Sussex Jewish Community Care took a trip down memory lane for Mitzvah Day.
Volunteers helped fill 150 "memory bags" with old-fashioned sweets, cards prepared by cheder pupils, vintage photographs and a notebook for recording special memories. These will be published in a Brighton and Hove community memories book.
Young people prepared plant pots and flowers for residents of Jewish Care's Hyman Fine House. Other recipients included the housebound, Royal Sussex County Hospital patients and residents of Rachel Mazzier House for people with learning difficulties. Members of the local Progressive shul dug a trench and planted broad beans at the Moulsecoomb Forest Garden, working with teenagers who do not attend school.
Students from Newcastle and Durham JSocs helped residents of the Philip Cussins House care home to communicate with relatives and friends via Skype.

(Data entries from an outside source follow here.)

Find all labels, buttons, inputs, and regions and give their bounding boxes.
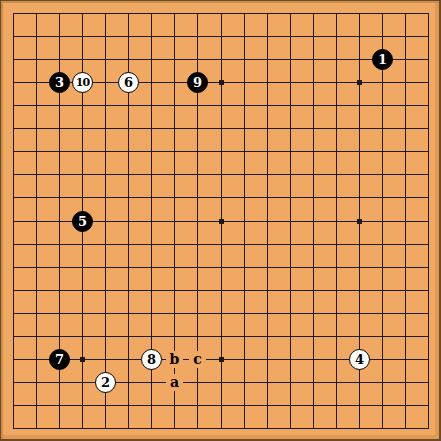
white-stone-2[interactable]: 2 (95, 372, 116, 393)
star-point (219, 80, 224, 85)
white-stone-4[interactable]: 4 (349, 349, 370, 370)
white-stone-8[interactable]: 8 (141, 349, 162, 370)
black-stone-9[interactable]: 9 (187, 72, 208, 93)
star-point (219, 357, 224, 362)
white-stone-6[interactable]: 6 (118, 72, 139, 93)
white-stone-10[interactable]: 10 (72, 72, 93, 93)
go-board[interactable]: abc 12345678910 (0, 0, 441, 441)
star-point (357, 219, 362, 224)
star-point (80, 357, 85, 362)
point-label-a[interactable]: a (166, 374, 183, 391)
point-label-b[interactable]: b (166, 351, 183, 368)
black-stone-5[interactable]: 5 (72, 211, 93, 232)
star-point (219, 219, 224, 224)
black-stone-3[interactable]: 3 (49, 72, 70, 93)
black-stone-1[interactable]: 1 (372, 49, 393, 70)
black-stone-7[interactable]: 7 (49, 349, 70, 370)
point-label-c[interactable]: c (189, 351, 206, 368)
star-point (357, 80, 362, 85)
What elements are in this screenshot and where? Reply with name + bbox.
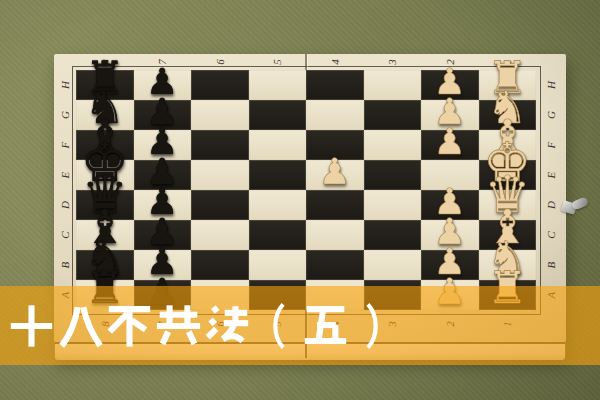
board-grid: ♜♟♟♜♞♟♟♞♝♟♟♝♚♟♟♚♛♟♟♛♝♟♟♝♞♟♟♞♜♟♟♜: [76, 70, 536, 310]
square-f5: [249, 130, 307, 160]
square-d6: [191, 190, 249, 220]
caption-banner: 十八不共法（五）: [0, 286, 600, 365]
banner-glyph-1: [57, 300, 104, 352]
file-label-right-D: D: [543, 197, 559, 213]
square-f1: ♝: [479, 130, 537, 160]
square-f8: ♝: [76, 130, 134, 160]
square-e2: [421, 160, 479, 190]
banner-glyph-0: [8, 300, 55, 352]
square-f3: [364, 130, 422, 160]
banner-glyph-2: [106, 300, 153, 352]
square-g6: [191, 100, 249, 130]
black-pawn-g7: ♟: [146, 94, 178, 130]
file-label-right-E: E: [543, 167, 559, 183]
square-c5: [249, 220, 307, 250]
file-label-left-B: B: [57, 257, 73, 273]
metal-latch-icon: [560, 196, 590, 220]
black-pawn-d7: ♟: [146, 184, 178, 220]
file-label-left-C: C: [57, 227, 73, 243]
file-label-right-B: B: [543, 257, 559, 273]
black-pawn-h7: ♟: [146, 64, 178, 100]
square-g5: [249, 100, 307, 130]
square-d1: ♛: [479, 190, 537, 220]
black-pawn-f7: ♟: [146, 124, 178, 160]
rank-label-top-1: 1: [499, 54, 515, 70]
square-b2: ♟: [421, 250, 479, 280]
file-label-left-D: D: [57, 197, 73, 213]
white-pawn-e4: ♟: [319, 154, 351, 190]
square-d8: ♛: [76, 190, 134, 220]
square-e7: ♟: [134, 160, 192, 190]
white-pawn-g2: ♟: [434, 94, 466, 130]
square-h1: ♜: [479, 70, 537, 100]
square-e1: ♚: [479, 160, 537, 190]
square-h8: ♜: [76, 70, 134, 100]
square-b7: ♟: [134, 250, 192, 280]
file-label-right-F: F: [543, 137, 559, 153]
square-c4: [306, 220, 364, 250]
square-h6: [191, 70, 249, 100]
square-c1: ♝: [479, 220, 537, 250]
black-pawn-b7: ♟: [146, 244, 178, 280]
square-c3: [364, 220, 422, 250]
white-pawn-b2: ♟: [434, 244, 466, 280]
square-e4: ♟: [306, 160, 364, 190]
square-g3: [364, 100, 422, 130]
file-label-left-E: E: [57, 167, 73, 183]
square-d4: [306, 190, 364, 220]
square-b8: ♞: [76, 250, 134, 280]
square-g2: ♟: [421, 100, 479, 130]
banner-glyph-3: [155, 300, 202, 352]
square-e5: [249, 160, 307, 190]
square-e6: [191, 160, 249, 190]
file-label-left-H: H: [57, 77, 73, 93]
banner-glyph-5: [253, 300, 300, 352]
square-c2: ♟: [421, 220, 479, 250]
square-h2: ♟: [421, 70, 479, 100]
rank-label-top-5: 5: [269, 54, 285, 70]
black-pawn-c7: ♟: [146, 214, 178, 250]
square-h7: ♟: [134, 70, 192, 100]
square-f6: [191, 130, 249, 160]
white-pawn-d2: ♟: [434, 184, 466, 220]
rank-label-top-6: 6: [212, 54, 228, 70]
square-h4: [306, 70, 364, 100]
square-e3: [364, 160, 422, 190]
square-b4: [306, 250, 364, 280]
black-pawn-e7: ♟: [146, 154, 178, 190]
square-d3: [364, 190, 422, 220]
square-f4: [306, 130, 364, 160]
square-g8: ♞: [76, 100, 134, 130]
square-f7: ♟: [134, 130, 192, 160]
white-pawn-h2: ♟: [434, 64, 466, 100]
square-g7: ♟: [134, 100, 192, 130]
square-c6: [191, 220, 249, 250]
square-d7: ♟: [134, 190, 192, 220]
square-e8: ♚: [76, 160, 134, 190]
file-label-left-F: F: [57, 137, 73, 153]
square-f2: ♟: [421, 130, 479, 160]
file-label-right-G: G: [543, 107, 559, 123]
rank-label-top-4: 4: [327, 54, 343, 70]
banner-glyph-7: [351, 300, 398, 352]
square-d5: [249, 190, 307, 220]
rank-label-top-7: 7: [154, 54, 170, 70]
square-h5: [249, 70, 307, 100]
square-h3: [364, 70, 422, 100]
rank-label-top-3: 3: [384, 54, 400, 70]
square-g1: ♞: [479, 100, 537, 130]
photo-scene: ♜♟♟♜♞♟♟♞♝♟♟♝♚♟♟♚♛♟♟♛♝♟♟♝♞♟♟♞♜♟♟♜ 8877665…: [0, 0, 600, 400]
file-label-left-G: G: [57, 107, 73, 123]
rank-label-top-8: 8: [97, 54, 113, 70]
white-pawn-f2: ♟: [434, 124, 466, 160]
square-b1: ♞: [479, 250, 537, 280]
banner-glyph-4: [204, 300, 251, 352]
square-g4: [306, 100, 364, 130]
square-b5: [249, 250, 307, 280]
banner-glyph-6: [302, 300, 349, 352]
file-label-right-H: H: [543, 77, 559, 93]
square-b6: [191, 250, 249, 280]
square-c8: ♝: [76, 220, 134, 250]
white-pawn-c2: ♟: [434, 214, 466, 250]
square-d2: ♟: [421, 190, 479, 220]
rank-label-top-2: 2: [442, 54, 458, 70]
square-b3: [364, 250, 422, 280]
file-label-right-C: C: [543, 227, 559, 243]
square-c7: ♟: [134, 220, 192, 250]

Among those they chatted to was Susan Olsburgh in Israel. Mrs Olsburgh had been on the PCH committee before making aliyah last year.
PCH chair Alan Share said the initiative "gave residents independence in being able to contact the outside world electronically".
JSoc president Tamma Carel said: "The residents loved it, we loved it and it is something that both the residents and students have expressed an interest in continuing outside of Mitzvah Day."
Proceeds from sponsored exercise activities organised by Newcastle Jewish Lads' and Girls' Brigade will be split between Marie Curie and the North East Jewish Community Service. In Birmingham, a storytelling event attended by people from different faiths was organised by the local Council of Christians and Jews.
Participants were encouraged to bring items of food, toiletries and clothing for distribution to those in need. Members of a Jewish knitting circle made five blankets for the elderly in the Ukraine. Cheder pupils and adults from across the community cleared overgrown woodlands at a city centre nature reserve and Chanucah cards designed by local sixth-former Jessica Lipkin will be sent to Israeli soldiers.
At the city's Queen Elizabeth Hospital, a Mitzvah Day team served free refreshments to patients and visitors. Passers-by wrote cards to wounded soldiers being treated in the hospital.
One message read: "I have just been given this card and a free cup of coffee by the kind people running Mitzvah Day - meaning act of kindness. This is the type of world worth fighting for. Hope you have a speedy recovery."
Members of Bournemouth's Orthodox and Reform congregations cleaned up the car park at the Hannah Levy home. In Harlow, cheder pupils made fairy cakes for the Alexandra House nursing home, part of the town's Princess Alexandra Hospital.